VHD is what XenServer uses to store file-based images, and this code is considerably more robust and efficient than the qcow implementation that is in the tree today. 
Benefits to blktap2 over the old version of blktap: 
* Isolation from xenstore – Blktap devices are now created directly on  the linux dom0 command line, rather than being spawned in response  to XenStore events.  This is handy for debugging, makes blktap  generally easier to work with, and is a step toward a generic  user-level block device implementation that is not Xen-specific. 
* Improved tapdisk infrastructure: simpler request forwarding, new  request scheduler, request merging, more efficient use of AIO. 
* Improved tapdisk error handling and memory management.  No  allocations on the block data path, IO retry logic to protect guests  transient block device failures.  This has been tested and is known  to work on weird environments such as NFS soft mounts. 

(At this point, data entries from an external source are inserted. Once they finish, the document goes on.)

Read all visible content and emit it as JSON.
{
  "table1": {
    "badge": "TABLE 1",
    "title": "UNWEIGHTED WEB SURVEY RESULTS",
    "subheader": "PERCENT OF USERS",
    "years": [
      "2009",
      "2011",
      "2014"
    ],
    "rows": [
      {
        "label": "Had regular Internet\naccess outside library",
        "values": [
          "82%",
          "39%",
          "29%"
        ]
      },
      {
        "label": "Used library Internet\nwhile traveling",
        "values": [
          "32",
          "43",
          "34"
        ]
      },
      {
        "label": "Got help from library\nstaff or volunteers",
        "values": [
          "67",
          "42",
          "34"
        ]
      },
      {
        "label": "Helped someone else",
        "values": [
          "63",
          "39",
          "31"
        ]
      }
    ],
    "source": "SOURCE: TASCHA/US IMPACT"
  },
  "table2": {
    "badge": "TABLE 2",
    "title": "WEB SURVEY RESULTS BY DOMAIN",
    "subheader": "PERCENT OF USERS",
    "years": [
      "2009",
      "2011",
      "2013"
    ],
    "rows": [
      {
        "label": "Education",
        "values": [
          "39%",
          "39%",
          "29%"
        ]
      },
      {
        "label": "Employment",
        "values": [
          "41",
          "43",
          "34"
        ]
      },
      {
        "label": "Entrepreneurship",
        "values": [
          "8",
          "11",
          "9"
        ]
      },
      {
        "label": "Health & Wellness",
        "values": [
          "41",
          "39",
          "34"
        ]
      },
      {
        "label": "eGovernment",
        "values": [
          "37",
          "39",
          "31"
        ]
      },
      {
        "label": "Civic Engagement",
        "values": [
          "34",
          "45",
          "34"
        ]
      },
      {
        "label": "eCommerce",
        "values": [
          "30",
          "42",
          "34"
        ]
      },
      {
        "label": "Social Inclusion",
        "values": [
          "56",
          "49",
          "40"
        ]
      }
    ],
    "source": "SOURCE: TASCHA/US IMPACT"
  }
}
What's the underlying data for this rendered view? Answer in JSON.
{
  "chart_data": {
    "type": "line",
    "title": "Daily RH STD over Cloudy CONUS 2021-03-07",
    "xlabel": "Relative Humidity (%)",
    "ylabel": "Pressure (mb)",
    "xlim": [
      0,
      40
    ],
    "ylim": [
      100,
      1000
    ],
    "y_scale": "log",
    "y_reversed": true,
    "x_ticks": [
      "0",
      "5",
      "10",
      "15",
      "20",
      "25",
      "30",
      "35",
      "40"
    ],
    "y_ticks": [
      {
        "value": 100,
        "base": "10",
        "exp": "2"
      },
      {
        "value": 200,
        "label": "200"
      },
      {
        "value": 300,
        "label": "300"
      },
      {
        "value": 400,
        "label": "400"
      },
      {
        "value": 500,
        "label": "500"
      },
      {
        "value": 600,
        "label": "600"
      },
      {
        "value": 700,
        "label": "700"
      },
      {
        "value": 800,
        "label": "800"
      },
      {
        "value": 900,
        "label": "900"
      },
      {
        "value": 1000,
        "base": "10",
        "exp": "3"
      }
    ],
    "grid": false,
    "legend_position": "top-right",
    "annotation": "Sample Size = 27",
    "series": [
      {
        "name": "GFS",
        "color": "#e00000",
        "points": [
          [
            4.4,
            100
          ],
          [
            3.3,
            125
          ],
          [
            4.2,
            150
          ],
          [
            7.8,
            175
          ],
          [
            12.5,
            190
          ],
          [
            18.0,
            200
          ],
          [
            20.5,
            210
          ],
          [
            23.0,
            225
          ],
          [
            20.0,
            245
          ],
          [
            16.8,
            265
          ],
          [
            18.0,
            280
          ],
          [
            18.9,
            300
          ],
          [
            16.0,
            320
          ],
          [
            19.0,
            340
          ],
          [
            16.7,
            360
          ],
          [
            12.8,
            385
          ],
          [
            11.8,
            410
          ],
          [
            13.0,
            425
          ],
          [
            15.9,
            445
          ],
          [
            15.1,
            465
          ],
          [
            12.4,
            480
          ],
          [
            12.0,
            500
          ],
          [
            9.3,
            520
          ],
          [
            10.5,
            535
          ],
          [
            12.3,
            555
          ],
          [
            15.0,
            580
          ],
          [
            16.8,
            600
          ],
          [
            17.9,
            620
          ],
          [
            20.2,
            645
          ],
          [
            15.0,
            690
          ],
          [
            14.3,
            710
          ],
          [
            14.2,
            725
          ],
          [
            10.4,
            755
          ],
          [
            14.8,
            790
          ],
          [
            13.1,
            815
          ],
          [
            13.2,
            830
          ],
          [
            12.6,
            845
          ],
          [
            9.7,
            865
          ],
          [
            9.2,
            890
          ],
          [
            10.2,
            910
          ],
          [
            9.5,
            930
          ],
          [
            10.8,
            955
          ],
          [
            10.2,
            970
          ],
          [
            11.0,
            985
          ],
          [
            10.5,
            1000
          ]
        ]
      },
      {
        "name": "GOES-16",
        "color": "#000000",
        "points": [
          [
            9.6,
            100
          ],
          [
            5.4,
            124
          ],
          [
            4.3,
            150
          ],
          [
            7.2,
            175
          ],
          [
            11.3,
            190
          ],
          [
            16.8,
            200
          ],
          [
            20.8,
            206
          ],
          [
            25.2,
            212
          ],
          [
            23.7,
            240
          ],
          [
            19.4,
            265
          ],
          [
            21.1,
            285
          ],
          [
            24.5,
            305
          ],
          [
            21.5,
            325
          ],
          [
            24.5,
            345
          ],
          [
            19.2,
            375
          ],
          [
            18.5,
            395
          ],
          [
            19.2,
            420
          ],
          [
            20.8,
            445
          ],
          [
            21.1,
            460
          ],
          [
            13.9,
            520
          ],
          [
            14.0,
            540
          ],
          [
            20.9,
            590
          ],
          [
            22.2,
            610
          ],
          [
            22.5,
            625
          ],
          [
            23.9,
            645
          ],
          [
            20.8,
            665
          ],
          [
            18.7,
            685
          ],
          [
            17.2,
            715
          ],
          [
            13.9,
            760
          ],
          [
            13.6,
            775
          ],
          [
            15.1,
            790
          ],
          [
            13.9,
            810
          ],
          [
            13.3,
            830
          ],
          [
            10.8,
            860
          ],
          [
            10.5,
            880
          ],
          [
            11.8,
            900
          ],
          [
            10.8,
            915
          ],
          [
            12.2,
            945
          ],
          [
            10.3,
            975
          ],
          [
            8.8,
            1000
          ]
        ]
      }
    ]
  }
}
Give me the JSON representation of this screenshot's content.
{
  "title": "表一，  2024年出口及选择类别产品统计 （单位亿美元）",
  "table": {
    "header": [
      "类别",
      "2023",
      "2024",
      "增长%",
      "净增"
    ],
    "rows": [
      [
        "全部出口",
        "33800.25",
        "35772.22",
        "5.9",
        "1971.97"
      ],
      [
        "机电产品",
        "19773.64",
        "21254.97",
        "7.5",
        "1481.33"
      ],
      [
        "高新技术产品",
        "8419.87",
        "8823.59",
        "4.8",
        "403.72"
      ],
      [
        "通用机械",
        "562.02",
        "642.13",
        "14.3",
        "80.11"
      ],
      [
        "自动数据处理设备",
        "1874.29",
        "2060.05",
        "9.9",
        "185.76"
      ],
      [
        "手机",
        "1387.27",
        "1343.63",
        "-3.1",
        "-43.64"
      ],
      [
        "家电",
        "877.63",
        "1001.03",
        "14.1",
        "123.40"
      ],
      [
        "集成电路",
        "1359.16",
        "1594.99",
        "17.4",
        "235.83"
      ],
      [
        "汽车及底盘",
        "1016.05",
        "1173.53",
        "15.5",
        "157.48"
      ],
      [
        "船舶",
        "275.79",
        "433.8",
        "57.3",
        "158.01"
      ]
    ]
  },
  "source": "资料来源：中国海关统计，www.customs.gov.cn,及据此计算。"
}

* Pause and snapshot of live virtual disks (see xmsnap script). 
* VHD support.  The VHD code in this release has been rigorously  tested, and represents a very mature implementation of the VHD image  format. 
* No more duplication of mechanism with blkback.  The blktap kernel  module has changed dramatically from the original blktap.  Blkback  is now always used to talk to Xen guests, blktap just presents a  Linux gendisk that blkback can export.  This is done while  preserving the zero-copy data path from domU to physical device. 
These patches deprecate the old blktap code, which can hopefully be removed from the tree completely at some point in the future.